L’allarme arriva dal prefetto di Gorizia Vittorio Zappalorto. Funzionario esperto di immigrazione, Zappalorto fotografa la situazione con estremo realismo: «In questo momento ci sono almeno centomila afghani accampati da settimane nei boschi della Serbia, non lontano dal confine con l’Ungheria. Il governo serbo ha sotto controllo la situazione ma è chiaro che non può garantire il totale contenimento di queste persone. Inoltre, se altri profughi, com’è probabile, dovessero aggiungersi, sarebbe impossibile contenerli tutti».

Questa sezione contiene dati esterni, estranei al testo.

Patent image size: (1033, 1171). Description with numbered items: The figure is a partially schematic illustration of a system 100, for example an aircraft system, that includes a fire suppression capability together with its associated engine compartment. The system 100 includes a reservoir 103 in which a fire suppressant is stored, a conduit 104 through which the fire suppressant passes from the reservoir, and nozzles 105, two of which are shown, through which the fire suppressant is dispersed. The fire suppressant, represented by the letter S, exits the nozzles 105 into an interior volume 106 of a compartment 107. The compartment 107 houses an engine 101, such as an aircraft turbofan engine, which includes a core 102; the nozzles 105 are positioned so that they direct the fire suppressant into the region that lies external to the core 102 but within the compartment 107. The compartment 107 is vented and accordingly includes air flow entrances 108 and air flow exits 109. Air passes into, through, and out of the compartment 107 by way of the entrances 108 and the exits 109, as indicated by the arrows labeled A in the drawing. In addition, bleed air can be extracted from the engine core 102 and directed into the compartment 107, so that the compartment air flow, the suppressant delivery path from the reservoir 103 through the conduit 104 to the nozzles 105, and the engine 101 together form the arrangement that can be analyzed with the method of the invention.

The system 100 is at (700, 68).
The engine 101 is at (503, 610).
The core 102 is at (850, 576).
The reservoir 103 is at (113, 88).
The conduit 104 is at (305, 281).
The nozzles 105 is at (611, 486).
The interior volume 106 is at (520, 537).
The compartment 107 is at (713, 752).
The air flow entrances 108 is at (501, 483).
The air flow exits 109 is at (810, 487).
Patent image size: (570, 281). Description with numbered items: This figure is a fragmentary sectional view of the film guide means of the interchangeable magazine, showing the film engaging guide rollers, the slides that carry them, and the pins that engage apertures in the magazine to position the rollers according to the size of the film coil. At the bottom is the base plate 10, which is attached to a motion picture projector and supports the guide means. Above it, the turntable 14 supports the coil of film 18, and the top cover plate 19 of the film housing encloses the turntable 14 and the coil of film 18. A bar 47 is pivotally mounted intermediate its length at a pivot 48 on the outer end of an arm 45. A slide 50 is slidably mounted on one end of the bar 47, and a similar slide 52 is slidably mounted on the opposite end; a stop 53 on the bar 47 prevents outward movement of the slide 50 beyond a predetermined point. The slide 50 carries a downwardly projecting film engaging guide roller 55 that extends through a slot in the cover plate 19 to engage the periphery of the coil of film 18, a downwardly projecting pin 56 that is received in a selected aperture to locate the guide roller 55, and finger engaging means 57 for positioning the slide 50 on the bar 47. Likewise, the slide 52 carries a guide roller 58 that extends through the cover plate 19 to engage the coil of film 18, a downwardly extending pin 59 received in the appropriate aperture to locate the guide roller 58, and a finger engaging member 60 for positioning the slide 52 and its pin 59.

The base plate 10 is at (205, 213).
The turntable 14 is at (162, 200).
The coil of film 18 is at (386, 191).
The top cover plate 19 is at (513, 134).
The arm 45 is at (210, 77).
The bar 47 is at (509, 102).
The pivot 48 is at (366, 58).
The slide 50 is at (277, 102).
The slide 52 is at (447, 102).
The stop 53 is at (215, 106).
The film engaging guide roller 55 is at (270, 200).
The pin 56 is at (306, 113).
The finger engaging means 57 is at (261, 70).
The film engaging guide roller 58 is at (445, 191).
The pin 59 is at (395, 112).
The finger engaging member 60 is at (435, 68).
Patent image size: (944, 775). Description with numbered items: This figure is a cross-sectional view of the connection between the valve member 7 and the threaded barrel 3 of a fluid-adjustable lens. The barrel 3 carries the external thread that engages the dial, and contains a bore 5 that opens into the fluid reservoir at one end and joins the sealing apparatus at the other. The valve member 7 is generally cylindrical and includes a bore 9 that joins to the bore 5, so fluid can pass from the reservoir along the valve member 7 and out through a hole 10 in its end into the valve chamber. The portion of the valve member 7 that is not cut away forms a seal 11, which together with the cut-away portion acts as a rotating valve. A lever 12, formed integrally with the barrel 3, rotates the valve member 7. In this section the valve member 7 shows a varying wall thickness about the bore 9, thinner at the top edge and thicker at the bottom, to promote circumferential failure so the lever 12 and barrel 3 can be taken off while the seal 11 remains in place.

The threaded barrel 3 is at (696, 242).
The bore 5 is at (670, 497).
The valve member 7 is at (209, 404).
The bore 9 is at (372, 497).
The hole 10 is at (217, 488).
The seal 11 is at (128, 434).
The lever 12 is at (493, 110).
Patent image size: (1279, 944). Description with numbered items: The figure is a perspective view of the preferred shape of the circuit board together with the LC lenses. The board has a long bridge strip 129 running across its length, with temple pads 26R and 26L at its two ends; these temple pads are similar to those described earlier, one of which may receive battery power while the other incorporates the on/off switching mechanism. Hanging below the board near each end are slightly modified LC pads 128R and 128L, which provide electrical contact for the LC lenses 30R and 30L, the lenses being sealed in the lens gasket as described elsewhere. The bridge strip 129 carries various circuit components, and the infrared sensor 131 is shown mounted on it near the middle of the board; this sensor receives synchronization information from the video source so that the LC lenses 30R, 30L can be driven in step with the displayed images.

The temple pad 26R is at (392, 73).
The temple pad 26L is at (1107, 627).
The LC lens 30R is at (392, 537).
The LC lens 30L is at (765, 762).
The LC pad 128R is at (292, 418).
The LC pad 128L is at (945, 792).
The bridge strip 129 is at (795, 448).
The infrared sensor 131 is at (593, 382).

Sino a qualche settimana fa l’itinerario dei clandestini passava che dall’Ungheria e da qui al confine con l’Austria. Ma il governo magiaro ha blindato le sue frontiere — e sta costruendo un muro alla frontiera con la Serbia — e quindi l’invasione punterà su Tarvisio e la Carnia.
La polizia prevede che, una volta terminato il Ramadam, si scatenerà una nuova, massiccia ondata. Le prime avvisaglie sabato scorso: nel Tarvisiano sono stati fermati 49 clandestini, afghani e pachistani; polizia di frontiera e carabinieri ne hanno trovati complessivamente 34. Altri sette sono stati rintracciati a Chiusaforte. Gli ultimi otto vagavano nella zona della stazione di Tarvisio, e sono stati bloccati dalla Polfer.
Il Friuli Venezia Giulia dunque di nuovo confine, trincea e barriera. Peggio che ai tempi della “cortina di ferro”.